Optimisation des coûts
Ce ne sont pas les seuls avantages. Ces classes dématérialisées présentent aussi l’intérêt pour les écoles de changer d’échelle à taux d’encadrement constant. Amaury, étudiant à Neoma, en témoigne : « Je vais avoir une journée de cours en ligne de Digital literacy (compétences numériques) sans professeur. Tous les étudiants de troisième année des campus de Rouen et de Reims doivent le suivre. » A Kedge, 550 étudiants du bachelor en management sont aussi amenés à suivre en première année le même cours magistral en visio diffusé en simultané sur quatre campus.

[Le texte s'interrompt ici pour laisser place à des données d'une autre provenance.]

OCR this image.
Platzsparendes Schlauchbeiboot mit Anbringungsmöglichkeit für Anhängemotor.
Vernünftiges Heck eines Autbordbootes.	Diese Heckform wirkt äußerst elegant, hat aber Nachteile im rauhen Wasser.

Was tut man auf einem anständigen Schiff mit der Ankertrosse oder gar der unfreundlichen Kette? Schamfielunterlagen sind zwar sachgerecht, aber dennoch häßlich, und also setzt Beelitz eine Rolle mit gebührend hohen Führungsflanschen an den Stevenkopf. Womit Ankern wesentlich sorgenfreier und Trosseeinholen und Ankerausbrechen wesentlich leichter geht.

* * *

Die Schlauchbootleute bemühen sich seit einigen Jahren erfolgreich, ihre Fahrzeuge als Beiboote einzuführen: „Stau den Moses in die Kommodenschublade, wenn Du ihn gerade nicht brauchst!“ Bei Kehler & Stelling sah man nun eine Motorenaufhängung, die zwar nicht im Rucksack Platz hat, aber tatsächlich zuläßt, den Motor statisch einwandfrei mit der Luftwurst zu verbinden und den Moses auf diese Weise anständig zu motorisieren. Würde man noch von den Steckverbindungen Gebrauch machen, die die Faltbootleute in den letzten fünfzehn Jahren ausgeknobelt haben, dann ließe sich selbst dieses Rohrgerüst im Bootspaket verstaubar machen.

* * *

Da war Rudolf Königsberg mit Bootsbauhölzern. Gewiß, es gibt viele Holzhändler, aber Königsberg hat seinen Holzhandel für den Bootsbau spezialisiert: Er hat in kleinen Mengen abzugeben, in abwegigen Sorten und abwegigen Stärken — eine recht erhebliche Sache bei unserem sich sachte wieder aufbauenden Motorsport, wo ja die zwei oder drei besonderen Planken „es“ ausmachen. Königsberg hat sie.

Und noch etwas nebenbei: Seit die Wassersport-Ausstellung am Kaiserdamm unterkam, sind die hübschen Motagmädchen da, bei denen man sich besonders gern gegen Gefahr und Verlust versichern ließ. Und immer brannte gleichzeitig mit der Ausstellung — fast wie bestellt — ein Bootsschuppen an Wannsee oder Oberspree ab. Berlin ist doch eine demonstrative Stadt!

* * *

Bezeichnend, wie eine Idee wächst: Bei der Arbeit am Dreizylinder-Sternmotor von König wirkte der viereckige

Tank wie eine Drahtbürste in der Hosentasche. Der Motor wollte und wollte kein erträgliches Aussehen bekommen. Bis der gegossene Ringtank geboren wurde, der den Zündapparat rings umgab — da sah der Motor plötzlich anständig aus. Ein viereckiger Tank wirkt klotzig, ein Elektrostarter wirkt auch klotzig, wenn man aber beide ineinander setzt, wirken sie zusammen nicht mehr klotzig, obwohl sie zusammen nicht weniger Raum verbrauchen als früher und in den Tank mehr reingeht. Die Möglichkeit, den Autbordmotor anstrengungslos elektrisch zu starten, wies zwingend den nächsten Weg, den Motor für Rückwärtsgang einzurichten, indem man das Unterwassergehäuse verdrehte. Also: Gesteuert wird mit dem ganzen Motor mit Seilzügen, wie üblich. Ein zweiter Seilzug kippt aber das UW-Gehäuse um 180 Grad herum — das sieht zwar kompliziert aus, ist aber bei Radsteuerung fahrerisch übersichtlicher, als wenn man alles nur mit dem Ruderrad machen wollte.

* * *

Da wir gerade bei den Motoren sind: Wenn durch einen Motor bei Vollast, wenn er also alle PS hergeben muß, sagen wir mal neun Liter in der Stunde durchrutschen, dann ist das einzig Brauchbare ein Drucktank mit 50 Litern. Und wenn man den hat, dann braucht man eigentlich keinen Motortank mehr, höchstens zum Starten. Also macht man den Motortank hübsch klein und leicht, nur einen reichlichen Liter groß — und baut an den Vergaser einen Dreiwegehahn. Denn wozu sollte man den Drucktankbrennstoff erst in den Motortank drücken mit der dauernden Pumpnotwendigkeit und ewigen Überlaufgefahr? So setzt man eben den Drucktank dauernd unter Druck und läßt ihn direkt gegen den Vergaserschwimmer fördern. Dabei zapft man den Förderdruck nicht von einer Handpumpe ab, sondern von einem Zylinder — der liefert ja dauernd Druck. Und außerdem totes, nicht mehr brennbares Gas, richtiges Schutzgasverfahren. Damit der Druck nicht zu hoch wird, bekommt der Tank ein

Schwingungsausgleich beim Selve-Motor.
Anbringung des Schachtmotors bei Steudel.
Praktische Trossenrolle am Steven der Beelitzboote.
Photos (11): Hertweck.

« Avec nos innovations pédagogiques, nous réduisons aussi la durée de conception des cours pour les professeurs. Cela leur fait gagner énormément de temps, notamment pour la recherche », confirme Haithem Marzouki, directeur de la pédagogie innovante de Neoma. « Un des enjeux du développement digital, explique Laurent Batsch dans son rapport sur l’enseignement privé en France publié par le think tank Fondapol, réside dans l’opportunité qu’il offre d’augmenter le nombre d’inscrits, de réduire la pression immobilière, et d’optimiser le coût des intervenants. » L’ancien doyen de Paris-Dauphine apporte une nuance néanmoins : « La digitalisation représente elle-même un investissement important. Mais l’arbitrage entre son gain et son coût semble acquis. »
Le développement des modules asynchrones notamment constitue un coût d’entrée très conséquent. « Si on le fait seulement pour l’aspect financier, ce n’est clairement pas intéressant. Ce n’est ni moins cher, ni rapide, ni facile », confirme le directeur général adjoint de Neoma. A titre d’exemple, l’école s’appuie sur une équipe d’une vingtaine d’ingénieurs pédagogiques dédiés au développement de nouveaux formats.
Du côté des élèves toutefois, le vécu est mitigé. « Les cours en visio cassent le rythme, on travaille moins », tacle l’un d’eux. « Cela demande d’être organisé et concentré : une bonne préparation au monde du travail », salue un autre. « Même en présentiel, le rapport à la salle de cours a changé, soulève Sylvie Jean, qui vient de créer une cellule prospective sur ce sujet crucial de l’engagement et de la pédagogie. Coincer les étudiants 3 heures en classe, c’est devenu impossible, ils décrochent. On essaye de les embarquer différemment. Mais clairement, on rame tous. » Une professeure le confirme : « Le niveau d’attention n’a jamais été aussi bas. Parfois j’ai l’impression d’être une télé en fond sonore. »
*Les prénoms ont été modifiés
Le secteur privé hors contrat peu contrôlé
Si les grandes écoles de commerce françaises sont soumises à de lourds processus d’audit pour justifier de la qualité de leurs enseignements, la situation est très différente pour les écoles privées hors contrat. Seules celles qui proposent une formation en apprentissage sont obligées d’être certifiées « Qualiopi ». Un label qui atteste notamment de « l’adéquation des moyens pédagogiques, techniques et d’encadrement aux prestations mises en œuvre ». Pour l’obtenir, les établissements doivent fournir un certain nombre de preuves (calendriers des périodes de cours, CV des intervenants…). A noter : un titre inscrit au Répertoire national des certifications professionnelles (RNCP) ne valide pas la qualité pédagogique, mais seulement les compétences acquises.